Demgegenüber ist ein Verstoß des Zeugen H. in § 5 Abs. 3 Nr. 1 StVO nicht bewiesen. Eine unklare Verkehrslage lag unter den gegebenen Umständen nicht vor. Eine solche ist gegeben, wenn nach den Umständen mit ungefährdetem Überholen nicht gerechnet werden darf, weil sich nicht verlässlich beurteilen lässt, was der Vorausfahrende jetzt sogleich tun wird (vgl. Hentschel, Straßenverkehrsrecht, 37. Aufl., § 5 Rn. 34). Nach dem Ergebnis der Beweisaufnahme steht fest, dass zu Beginn des Überholvorganges durch den Zeugen H. eine unklare Verkehrslage nicht bestand, da aufgrund der Angaben der Zeugen H. und K. feststeht, dass zu diesem Zeitpunkt der Beklagte zu 1. den Fahrtrichtungsanzeiger noch nicht gesetzt hatte. Weder der Beklagte zu 1. noch der Zeuge K. fuhren besonders langsam, so dass der Zeuge H. ohne besondere Umstände nicht davon ausgehen musste, dass der Beklagte zu 1. nach links abbiegen wollte, selbst wenn die Einmündung von der Autobahnbrücke bereits einsichtig gewesen sein sollte. Nachdem der Zeuge H. unter diesen Umständen den Überholvorgang ohne Verstoß gegen § 5 Abs. 3 Nr. 1 StVO beginnen durfte, war er nicht gehalten, den Überholvorgang abzubrechen, selbst wenn er möglicherweise gesehen hat, dass der Beklagte zu 1. den linken Fahrtrichtungsanzeiger betätigt hatte, da er andernfalls bei einem Einscheren hinter dem Fahrzeug des Beklagten zu 1. eine Gefährdung des Zeugen K. hervorgerufen hätte.

Weitere Verkehrsverstöße sind dem Zeugen H. nicht vorzuwerfen. Soweit die Beklagten in erster Instanz noch mit der Klageerwiderung, ohne dies näher auszuführen, pauschal vorgetragen haben, das Fahrzeug des Klägers habe sich mit weit überhöhter Geschwindigkeit von über 100 km/h bewegt, hat das Landgericht den pauschalen Vortrag bei seiner Entscheidungsfindung zu Recht nicht berücksichtigt.
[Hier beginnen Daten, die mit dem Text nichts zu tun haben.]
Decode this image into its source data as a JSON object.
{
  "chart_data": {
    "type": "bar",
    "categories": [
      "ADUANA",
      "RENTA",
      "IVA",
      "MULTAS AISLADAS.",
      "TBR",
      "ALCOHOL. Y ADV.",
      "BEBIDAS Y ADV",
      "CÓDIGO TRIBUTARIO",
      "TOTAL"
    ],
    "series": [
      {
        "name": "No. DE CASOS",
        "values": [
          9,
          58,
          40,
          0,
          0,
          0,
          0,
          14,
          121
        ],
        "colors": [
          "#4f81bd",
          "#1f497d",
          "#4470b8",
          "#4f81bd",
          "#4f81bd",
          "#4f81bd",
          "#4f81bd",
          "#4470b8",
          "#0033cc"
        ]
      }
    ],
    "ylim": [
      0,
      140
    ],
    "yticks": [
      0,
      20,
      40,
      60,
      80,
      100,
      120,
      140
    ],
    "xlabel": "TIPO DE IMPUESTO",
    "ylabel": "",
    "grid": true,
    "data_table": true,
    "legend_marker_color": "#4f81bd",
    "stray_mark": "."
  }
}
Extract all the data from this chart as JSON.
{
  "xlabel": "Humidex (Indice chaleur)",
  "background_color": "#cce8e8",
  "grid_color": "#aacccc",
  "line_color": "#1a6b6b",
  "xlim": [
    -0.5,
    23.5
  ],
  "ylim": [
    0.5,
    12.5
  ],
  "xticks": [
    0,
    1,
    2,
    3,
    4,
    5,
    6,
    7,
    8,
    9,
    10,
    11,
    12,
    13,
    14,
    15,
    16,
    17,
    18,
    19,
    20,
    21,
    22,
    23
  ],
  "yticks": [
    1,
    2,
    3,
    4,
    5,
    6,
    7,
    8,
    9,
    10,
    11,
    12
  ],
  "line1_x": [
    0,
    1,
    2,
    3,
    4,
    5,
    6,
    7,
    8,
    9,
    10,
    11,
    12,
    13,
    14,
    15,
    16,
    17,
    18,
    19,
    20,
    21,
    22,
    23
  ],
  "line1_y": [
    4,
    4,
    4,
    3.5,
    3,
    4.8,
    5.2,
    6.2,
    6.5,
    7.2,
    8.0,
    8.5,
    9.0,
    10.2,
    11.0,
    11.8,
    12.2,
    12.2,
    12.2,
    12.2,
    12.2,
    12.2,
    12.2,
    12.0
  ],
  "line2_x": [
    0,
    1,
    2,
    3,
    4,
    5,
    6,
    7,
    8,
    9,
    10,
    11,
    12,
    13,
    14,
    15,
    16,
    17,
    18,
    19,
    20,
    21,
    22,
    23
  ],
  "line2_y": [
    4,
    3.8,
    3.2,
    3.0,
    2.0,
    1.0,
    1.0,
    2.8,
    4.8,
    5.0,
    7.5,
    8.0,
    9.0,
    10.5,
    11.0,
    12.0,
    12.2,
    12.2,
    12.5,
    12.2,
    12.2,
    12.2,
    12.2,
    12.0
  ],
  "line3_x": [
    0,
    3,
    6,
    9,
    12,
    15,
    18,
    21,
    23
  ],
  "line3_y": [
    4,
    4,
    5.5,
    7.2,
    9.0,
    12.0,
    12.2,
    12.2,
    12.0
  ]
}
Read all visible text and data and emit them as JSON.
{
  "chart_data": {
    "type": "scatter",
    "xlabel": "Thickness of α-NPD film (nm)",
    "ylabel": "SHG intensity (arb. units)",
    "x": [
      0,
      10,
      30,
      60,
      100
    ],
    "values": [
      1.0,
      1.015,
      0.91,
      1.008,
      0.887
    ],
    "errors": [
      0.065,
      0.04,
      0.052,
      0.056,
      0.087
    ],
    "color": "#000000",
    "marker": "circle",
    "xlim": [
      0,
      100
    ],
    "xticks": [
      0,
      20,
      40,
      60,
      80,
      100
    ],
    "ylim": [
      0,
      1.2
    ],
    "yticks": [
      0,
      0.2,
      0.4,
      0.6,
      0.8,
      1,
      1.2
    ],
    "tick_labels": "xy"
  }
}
Dies wird von dem Beklagten mit der Berufung auch nicht weiter angegriffen, da sie in der Berufungsbegründung auf einen etwaigen Verstoß des Zeugen H. gegen § 3 Abs. 1 StVO bzw. § 3 Abs. 3 Nr. 2 c StVO nicht weiter abgestellt haben und auch einen etwaigen Verfahrensfehler dahingehend, dass das Landgericht diesbezüglichen Sachvortrag übergangen habe, nicht gerügt haben, so dass dies gemäß § 529 Abs. 2 Satz 1 StVO nicht zu berücksichtigen war.
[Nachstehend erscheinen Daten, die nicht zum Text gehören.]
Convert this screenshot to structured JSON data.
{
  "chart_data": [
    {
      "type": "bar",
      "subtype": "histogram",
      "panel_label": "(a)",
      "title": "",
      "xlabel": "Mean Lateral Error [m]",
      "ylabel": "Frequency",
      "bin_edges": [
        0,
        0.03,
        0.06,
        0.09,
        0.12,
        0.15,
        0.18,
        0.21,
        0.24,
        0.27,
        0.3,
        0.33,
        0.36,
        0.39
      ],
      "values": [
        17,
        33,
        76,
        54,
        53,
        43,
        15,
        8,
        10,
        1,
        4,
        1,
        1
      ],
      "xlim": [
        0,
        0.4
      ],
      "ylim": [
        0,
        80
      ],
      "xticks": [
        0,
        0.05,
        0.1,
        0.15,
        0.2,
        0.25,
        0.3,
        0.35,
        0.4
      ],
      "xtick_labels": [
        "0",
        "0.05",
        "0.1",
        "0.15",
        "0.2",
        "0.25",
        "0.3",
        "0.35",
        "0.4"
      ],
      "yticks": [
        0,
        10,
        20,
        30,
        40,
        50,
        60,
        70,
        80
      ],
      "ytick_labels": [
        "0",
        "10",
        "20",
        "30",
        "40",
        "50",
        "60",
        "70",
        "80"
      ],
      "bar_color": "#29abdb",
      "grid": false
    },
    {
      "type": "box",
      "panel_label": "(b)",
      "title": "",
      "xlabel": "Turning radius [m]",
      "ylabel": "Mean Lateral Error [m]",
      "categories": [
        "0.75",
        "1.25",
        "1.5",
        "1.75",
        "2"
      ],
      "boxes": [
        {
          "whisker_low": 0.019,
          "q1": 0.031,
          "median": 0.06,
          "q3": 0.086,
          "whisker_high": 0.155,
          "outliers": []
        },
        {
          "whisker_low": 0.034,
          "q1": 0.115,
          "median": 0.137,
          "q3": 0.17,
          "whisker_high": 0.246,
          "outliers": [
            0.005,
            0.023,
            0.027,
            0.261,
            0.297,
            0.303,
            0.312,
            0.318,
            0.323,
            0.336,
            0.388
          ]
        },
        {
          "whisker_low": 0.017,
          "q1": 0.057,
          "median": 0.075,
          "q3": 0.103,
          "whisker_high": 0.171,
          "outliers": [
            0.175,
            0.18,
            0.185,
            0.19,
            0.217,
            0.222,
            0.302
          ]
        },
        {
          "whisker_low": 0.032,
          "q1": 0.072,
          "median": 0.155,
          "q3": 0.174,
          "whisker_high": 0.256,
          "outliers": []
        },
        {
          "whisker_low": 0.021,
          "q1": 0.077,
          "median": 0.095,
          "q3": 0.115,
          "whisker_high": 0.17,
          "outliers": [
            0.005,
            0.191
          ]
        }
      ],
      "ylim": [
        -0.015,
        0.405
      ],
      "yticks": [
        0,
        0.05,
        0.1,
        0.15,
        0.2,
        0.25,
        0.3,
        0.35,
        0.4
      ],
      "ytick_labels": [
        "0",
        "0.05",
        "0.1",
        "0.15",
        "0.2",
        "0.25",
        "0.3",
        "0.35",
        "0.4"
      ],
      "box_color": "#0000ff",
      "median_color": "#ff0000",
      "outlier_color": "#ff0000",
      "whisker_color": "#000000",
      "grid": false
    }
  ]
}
Abweichend von der rechtlichen Wertung des Landgerichts hält der Senat im Ergebnis der vorzunehmenden Abwägung eine Haftungsverteilung auf der Basis von 80 zu 20 zugunsten des Klägers für angemessen. Soweit das Landgericht die Betriebsgefahr des Fahrzeugs des Klägers hinter dem Verschulden des Beklagten zu 1. in vollem Umfang hat zurücktreten lassen, vermag sich der Senat dieser Auffassung nicht anzuschließen. Zwar ist eine im Berufungsverfahren beachtliche Rechtsverletzung bei einer Ermessensentscheidung nur dann gegeben, wenn die Voraussetzungen für eine Ermessensentscheidung nicht vorgelegen haben, ein Ermessen nicht ausgeübt worden ist, die Grenzen der Ermessensausübung nicht eingehalten worden sind oder nicht alle wesentlichen Umstände Beachtung gefunden haben (vgl. BGH NJW-RR 1998, 1373; BGHZ 20, 290, 292 f; Zöller/Gummer, ZPO, 25. Aufl., § 546 Rn. 14).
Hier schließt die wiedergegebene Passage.